In the late 1980s, the family expanded the Ocean Isle Inn to seventy rooms. All three of her children, Tripp, Debbie, and Pam got their real estate licenses and joined the business. “My family members have been the ones I depended on to help run my business.”
Eventually, Rae and Connor Cox wanted to travel, so Rae turned over the business to her children. “I ran that rental business. I was the boss until everything went on computers. Then my husband wanted to retire and travel, so I did.”

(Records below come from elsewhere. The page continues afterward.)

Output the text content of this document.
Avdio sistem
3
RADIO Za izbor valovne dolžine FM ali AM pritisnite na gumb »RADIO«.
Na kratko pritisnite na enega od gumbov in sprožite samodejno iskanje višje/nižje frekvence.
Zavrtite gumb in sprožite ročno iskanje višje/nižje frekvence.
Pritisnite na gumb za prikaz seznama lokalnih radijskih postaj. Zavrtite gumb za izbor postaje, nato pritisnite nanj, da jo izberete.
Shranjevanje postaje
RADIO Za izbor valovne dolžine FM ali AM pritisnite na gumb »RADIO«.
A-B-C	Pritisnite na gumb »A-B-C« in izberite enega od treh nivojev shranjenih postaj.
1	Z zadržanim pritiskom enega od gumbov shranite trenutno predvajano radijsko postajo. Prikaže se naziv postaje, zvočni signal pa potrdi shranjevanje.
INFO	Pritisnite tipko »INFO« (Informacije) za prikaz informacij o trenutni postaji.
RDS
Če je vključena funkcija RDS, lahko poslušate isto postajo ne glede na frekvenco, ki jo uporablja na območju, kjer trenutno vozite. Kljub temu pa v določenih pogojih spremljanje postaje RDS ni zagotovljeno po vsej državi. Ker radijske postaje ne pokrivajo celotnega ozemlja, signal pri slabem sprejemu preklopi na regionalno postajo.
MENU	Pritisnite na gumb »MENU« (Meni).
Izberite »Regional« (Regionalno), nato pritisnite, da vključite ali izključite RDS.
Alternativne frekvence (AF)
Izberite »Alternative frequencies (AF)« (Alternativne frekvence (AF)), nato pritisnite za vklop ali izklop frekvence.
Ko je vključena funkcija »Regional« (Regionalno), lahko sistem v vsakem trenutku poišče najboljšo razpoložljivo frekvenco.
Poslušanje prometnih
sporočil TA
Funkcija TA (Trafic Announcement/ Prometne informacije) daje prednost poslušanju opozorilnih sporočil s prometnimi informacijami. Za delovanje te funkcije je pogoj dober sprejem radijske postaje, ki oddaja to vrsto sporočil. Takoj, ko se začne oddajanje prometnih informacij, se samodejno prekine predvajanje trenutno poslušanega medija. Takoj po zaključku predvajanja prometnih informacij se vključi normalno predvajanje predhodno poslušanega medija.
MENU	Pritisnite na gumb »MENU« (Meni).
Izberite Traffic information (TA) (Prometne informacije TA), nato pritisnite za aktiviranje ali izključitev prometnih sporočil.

Rae Sloane Cox was a true pioneer in the vacation rental industry, and her legacy is found in the close ties within her family, the building of a successful real estate and rental business, and the shaping of a destination. The island’s population has grown from four people in 1955 to approximately 600 current permanent residents including a seasonal population of 25,000, and Rae and her family have been instrumental in molding the entire island community.
Today, Sloane Realty Vacations has 35 year-round employees and manages over 150 long-term rentals and 375 vacation rental properties from Ocean Isle Beach to Sunset Beach. The company is co-owned by Rae’s children, Tripp Sloane and Debbie Sloane Smith. Debbie is also now serving in her fourteenth year as mayor of Ocean Isle Beach. Pam, the youngest of the siblings, no longer works with the company, but still lives locally and is married to Robert Yoho, Ocean Isle’s fire chief, and most of Rae’s fifteen grandchildren and fourteen great-grandchildren still live in the area. Three of her grandchildren are also working in the business: Whitney Sauls (General Manager), Chris Bryan (Sales Manager), and Leah Peterson (Accounting).
“Everywhere I go, someone is hugging me. I just love people,” explained Rae. “I’ve always just loved people. I worked hard, but I enjoyed what I did. I’ve had a good life.”